In a mini-cabinet reshuffle on Friday morning, President Museveni appointed Dr Rugunda to replace Mbabazi as Prime Minister with immediate effect.
In a letter dated September 18, 2014, Museveni informed the Speaker of Parliament Rebecca Kadaga to organize for Dr Rugunda’s vetting. In the same letter, the president thanked Mbabazi for serving in government.
Rugunda’s appointment ended Mbabazi’s three-year tenure as Leader of government business, having been appointed premier in June 2011.
The decision by the president to drop Mbabazi came at a time an apparent power struggle between the two NRM allies threatens to tear the ruling party apart. Mbabazi has always been suspected of nursing ambitions to take on his boss in the 2016 elections, something the outgoing prime minister has dismissed as untrue.
At ruling party legislators’ retreat in Kyankwanzi in February this year several Members of Parliament accused Mbabazi of undermining his party chairman and moved to sign a resolution endorsing Museveni as the only party candidate.
Mbabazi, the secretary general of the NRM, was among the last MPs to sign the petition.
Having worked with Museveni for over 40 years, twenty of those as a member of cabinet, Mbabazi was seen among the most trusted ministers and advisors to the President. Many kept guessing how the Kinkizi West MP would react to his dismissal from cabinet after the two NRM party leaders disagreed.
But on Tuesday afternoon, just four days after being dropped Mbabazi turned up at Parliament as usual.
At 3:21pm Mbabazi pulled over in the parking lot of Parliament without the lead car that had always escorted him as Prime Minister and before that as minister for Security and for Defence. He was being driven in a Toyota Land Cruiser with ordinary number plates UAS 969J.
Mbabazi appeared to get everyone by surprise that the Police did not search his vehicle. They were stranded on how to treat him. He approached the Metal Detector where all police officers on duty stood up and saluted him.
In the lobby, Northern Youth MP Evelyn Anite bumped into the former premier and showed excitement on seeing him.
She quickly appointed herself as Usher to show him which route to take and Mbabazi smiled and complied.
Anite was among the most vocal legislators during the February 2014 NRM retreat in Kyankwanzi, accusing Mbabazi of plotting against Museveni.
She is remembered for kneeling down before Museveni, presenting a party resolution for the president to be the sole NRM candidate in the 2016 elections.

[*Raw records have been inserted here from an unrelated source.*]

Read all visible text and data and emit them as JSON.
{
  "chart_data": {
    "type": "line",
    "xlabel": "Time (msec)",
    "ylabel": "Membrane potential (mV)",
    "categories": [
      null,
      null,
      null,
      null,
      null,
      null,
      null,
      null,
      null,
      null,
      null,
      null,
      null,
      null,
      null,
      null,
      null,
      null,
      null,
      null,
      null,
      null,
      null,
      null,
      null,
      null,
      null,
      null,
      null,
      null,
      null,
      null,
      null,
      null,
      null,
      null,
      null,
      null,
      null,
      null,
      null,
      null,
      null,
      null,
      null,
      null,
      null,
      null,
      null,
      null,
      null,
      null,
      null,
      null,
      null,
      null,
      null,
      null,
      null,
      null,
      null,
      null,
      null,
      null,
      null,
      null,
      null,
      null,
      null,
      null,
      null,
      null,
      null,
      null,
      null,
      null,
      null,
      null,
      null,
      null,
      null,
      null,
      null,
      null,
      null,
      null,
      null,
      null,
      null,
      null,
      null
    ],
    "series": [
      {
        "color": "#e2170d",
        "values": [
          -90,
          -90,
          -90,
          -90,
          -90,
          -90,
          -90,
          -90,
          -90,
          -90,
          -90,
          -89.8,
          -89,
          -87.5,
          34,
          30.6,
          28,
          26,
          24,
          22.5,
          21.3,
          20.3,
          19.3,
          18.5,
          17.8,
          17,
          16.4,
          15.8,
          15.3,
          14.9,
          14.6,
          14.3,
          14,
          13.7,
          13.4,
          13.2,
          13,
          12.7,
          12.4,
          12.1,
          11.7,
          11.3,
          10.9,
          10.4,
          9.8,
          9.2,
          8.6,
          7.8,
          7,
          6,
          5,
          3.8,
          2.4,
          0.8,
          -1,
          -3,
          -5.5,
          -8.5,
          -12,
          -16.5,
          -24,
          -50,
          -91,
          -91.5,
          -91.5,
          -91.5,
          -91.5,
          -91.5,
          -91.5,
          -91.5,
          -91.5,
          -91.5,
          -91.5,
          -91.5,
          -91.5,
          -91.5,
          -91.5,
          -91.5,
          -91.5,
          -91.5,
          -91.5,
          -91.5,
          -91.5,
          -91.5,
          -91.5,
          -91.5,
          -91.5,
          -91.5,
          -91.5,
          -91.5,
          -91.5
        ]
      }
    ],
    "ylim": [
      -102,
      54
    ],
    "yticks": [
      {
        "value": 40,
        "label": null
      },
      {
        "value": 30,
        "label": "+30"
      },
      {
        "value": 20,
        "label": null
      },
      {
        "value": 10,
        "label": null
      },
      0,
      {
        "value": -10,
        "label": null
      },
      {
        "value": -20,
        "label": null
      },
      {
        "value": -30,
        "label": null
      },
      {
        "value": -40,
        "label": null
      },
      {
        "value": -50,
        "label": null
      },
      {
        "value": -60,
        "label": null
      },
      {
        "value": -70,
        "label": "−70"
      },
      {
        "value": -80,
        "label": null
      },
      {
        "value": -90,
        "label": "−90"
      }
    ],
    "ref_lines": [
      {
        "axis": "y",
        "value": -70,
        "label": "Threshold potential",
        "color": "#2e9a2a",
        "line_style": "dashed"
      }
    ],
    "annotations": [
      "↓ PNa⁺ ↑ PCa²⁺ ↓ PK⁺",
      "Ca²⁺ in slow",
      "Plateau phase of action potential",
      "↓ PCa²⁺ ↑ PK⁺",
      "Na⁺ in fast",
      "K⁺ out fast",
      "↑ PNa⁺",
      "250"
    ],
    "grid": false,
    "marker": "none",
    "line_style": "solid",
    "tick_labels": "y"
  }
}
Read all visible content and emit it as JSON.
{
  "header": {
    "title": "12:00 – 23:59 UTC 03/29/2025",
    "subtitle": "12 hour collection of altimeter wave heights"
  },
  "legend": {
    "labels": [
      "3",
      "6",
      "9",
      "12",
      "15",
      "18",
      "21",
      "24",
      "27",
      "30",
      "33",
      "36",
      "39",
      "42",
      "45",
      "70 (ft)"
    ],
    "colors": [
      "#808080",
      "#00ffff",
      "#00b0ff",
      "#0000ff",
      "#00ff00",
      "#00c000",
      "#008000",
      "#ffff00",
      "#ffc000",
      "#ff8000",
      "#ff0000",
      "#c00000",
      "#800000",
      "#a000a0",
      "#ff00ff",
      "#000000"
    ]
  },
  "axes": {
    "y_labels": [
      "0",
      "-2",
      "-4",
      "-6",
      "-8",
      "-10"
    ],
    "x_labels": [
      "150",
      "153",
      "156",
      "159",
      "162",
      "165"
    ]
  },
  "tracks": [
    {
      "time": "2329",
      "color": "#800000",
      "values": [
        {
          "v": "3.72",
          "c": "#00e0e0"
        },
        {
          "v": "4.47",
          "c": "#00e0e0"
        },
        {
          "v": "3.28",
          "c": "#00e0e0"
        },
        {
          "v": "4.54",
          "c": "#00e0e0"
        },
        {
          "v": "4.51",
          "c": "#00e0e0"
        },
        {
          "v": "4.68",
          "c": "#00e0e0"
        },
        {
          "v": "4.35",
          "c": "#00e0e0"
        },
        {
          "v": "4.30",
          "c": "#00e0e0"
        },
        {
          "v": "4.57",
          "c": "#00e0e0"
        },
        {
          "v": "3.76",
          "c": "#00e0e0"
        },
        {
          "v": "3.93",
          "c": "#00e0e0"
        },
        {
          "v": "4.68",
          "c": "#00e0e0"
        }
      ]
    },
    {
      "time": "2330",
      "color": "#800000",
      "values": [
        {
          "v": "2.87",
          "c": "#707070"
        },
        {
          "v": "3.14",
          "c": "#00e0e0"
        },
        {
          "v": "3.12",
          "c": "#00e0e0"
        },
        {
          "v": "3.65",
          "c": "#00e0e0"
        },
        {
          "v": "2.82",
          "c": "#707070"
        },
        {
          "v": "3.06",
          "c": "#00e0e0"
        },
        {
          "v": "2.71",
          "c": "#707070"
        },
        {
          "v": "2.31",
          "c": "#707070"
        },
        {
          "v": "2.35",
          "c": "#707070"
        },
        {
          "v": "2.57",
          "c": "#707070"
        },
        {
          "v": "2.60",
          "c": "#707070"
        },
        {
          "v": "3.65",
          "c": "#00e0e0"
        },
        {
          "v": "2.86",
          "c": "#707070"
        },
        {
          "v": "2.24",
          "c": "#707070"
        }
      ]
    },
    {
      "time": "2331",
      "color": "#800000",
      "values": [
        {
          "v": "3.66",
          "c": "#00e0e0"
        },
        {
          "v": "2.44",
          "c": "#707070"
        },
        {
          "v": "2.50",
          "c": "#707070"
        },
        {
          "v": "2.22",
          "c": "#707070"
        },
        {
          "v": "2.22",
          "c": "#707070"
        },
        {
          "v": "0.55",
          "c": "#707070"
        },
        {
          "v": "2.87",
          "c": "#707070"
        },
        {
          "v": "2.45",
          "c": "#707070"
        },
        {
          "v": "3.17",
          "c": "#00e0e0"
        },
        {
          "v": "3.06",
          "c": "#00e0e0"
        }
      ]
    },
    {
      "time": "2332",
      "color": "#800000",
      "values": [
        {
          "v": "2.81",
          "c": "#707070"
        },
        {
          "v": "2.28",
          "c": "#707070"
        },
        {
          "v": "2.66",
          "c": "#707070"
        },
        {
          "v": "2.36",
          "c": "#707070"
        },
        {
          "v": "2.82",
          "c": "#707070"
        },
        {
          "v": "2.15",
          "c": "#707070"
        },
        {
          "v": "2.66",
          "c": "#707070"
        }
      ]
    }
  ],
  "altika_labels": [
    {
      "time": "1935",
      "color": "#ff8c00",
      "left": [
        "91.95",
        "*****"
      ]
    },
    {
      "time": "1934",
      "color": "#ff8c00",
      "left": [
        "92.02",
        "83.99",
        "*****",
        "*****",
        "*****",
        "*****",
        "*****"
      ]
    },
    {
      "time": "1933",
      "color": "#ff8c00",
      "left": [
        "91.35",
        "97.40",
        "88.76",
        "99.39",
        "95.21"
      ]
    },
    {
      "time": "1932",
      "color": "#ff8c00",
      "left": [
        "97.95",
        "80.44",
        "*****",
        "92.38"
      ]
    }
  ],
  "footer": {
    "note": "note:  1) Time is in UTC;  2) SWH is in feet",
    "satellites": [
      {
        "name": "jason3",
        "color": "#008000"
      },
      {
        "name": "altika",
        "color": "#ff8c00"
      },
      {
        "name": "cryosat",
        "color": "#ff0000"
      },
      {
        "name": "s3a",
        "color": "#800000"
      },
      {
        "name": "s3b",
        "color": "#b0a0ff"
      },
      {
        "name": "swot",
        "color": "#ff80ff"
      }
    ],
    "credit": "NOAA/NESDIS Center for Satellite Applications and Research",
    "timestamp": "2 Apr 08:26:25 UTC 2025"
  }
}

At 3:31pm Mbabazi entered the House much to the astonishment of everyone. A standing ovation ensued on the floor of Parliament, with both sides standing and clapping as he walked to take his seat.
Deputy Speaker Jacob Oulanyah called for silence but no one seemed to listen to him as some NRM MPs shook Mbabazi’s hands.
He settled in the second-last row next to Igara MP Michael Mawanda. As Mbabazi took his new seat, Leader of Opposition Cecilia Ogwal moved a motion that Mbabazi be welcomed to the backbench and given chance to give his maiden speech as Backbencher.
Oulanyah ruled Ogwal out of order saying there is nothing on the floor to debate about. Oulanyah then quoted former Prime Minister, Prof Apollo Nsibambi, who once said all politicians, once voted into office, are permanent members of the departure lounge.
Before becoming Prime Minister, Mbabazi held several cabinet portfolios including Defence, Security, and Regional Cooperation. He also served as external security organisation director from 1986 to 1994.
He will go down as the shortest serving prime minister under Museveni, having occupied the office for three years and four months.
His immediate predecessor, Professor Apollo Nsibambi was premier for 12 years until May 24, 2011, while Kintu Musoke, the man Nsibambi replaced on April 5, 1999, was in the position for four years and five months.
The other occupants of the office are George Cosmas Adyebo for three years and 10 months from January 22, 1991 to November 8, 1994, and Dr Samson Kisekka, Museveni’s first premier who served for five years from January 1986 to January 1991. He was later appointed vice president from 1991 until 1994.